News Room - Steel Industry

Posted on 24 Nov 2014

Chinese steel, iron ore futures tumble to record lows

Chinese iron ore and steel futures tumbled to record lows on Tuesday after data showed a deepening decline in China's home prices, the latest evidence of economic weakness in the top consumer of both commodities. China's home prices fell an annual 2.6 percent in October despite a range of government's support measures. It was the steepest year-on-year fall since Reuters started calculating nation-wide prices in 2011.

The losses in futures could stretch iron ore's rout. The steelmaking ingredient is at its weakest since 2009 and has fallen 44 percent this year as big, low-cost miners such as Rio Tinto, BHP Billiton and Vale boosted output amid slowing demand growth in top importer China. Iron ore for May delivery on the Dalian Commodity Exchange fell 3.9 percent to close at its downside limit of 487 yuan ($80) a tonne, its weakest since the bourse launched iron ore futures in October 2013.

The benchmark spot iron ore price dropped 0.5 percent to $75.10 a tonne on Monday, the lowest level since June 2009, according to data compiled by The Steel Index. A breach of the 500-yuan support level fuelled more selling on the Dalian contract, said a trader in China's eastern Shandong province who trades Dalian iron ore futures and predicts a further drop to 480 yuan before any recovery. "The price has stayed around 500 yuan for about two weeks and the level was finally broken today. People think the market will fall further because supply is much more than demand." Citigroup last week forecast that iron ore could drop below $60 per tonne in 2015 on renewed growth in supply and further weakness in demand.

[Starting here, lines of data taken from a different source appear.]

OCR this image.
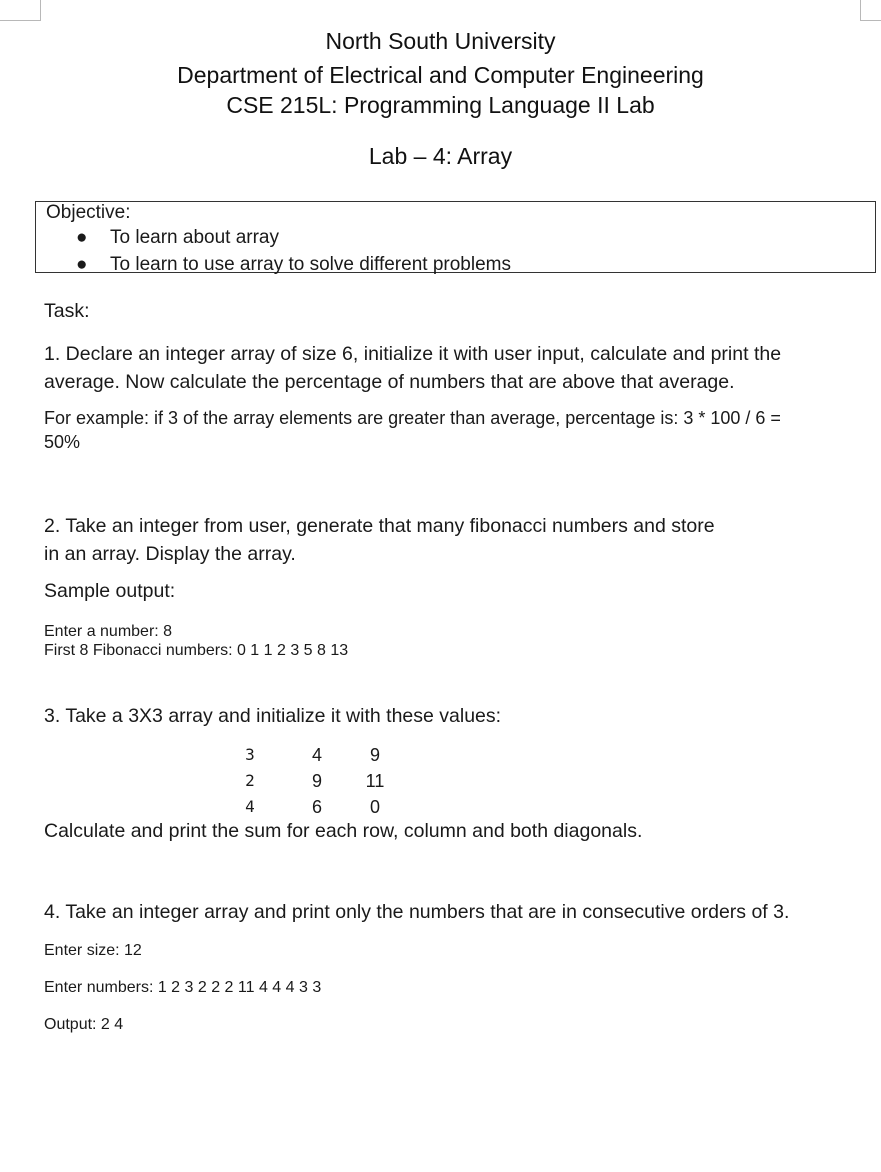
North South University
Department of Electrical and Computer Engineering
CSE 215L: Programming Language II Lab
Lab – 4: Array
Objective:
● To learn about array
● To learn to use array to solve different problems
Task:
1. Declare an integer array of size 6, initialize it with user input, calculate and print the
average. Now calculate the percentage of numbers that are above that average.
For example: if 3 of the array elements are greater than average, percentage is: 3 * 100 / 6 =
50%
2. Take an integer from user, generate that many fibonacci numbers and store
in an array. Display the array.
Sample output:
Enter a number: 8
First 8 Fibonacci numbers: 0 1 1 2 3 5 8 13
3. Take a 3X3 array and initialize it with these values:
3	4	9
2	9	11
4	6	0
Calculate and print the sum for each row, column and both diagonals.
4. Take an integer array and print only the numbers that are in consecutive orders of 3.
Enter size: 12
Enter numbers: 1 2 3 2 2 2 11 4 4 4 3 3
Output: 2 4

Stocks of imported iron ore at China's ports rose for a second straight week to stand at 108.75 million tonnes last week, based on data tracked by SteelHome. The rise in port stockpiles "raised concerns that underlying consumption is weak," Australia and New Zealand Banking Group said in a note. "This was compounded by the rise in bad loans in China, which could slow down investment growth even further." Non-performing loans at Chinese banks rose 72.5 billion yuan from the previous quarter to 766.9 billion yuan at the end of September.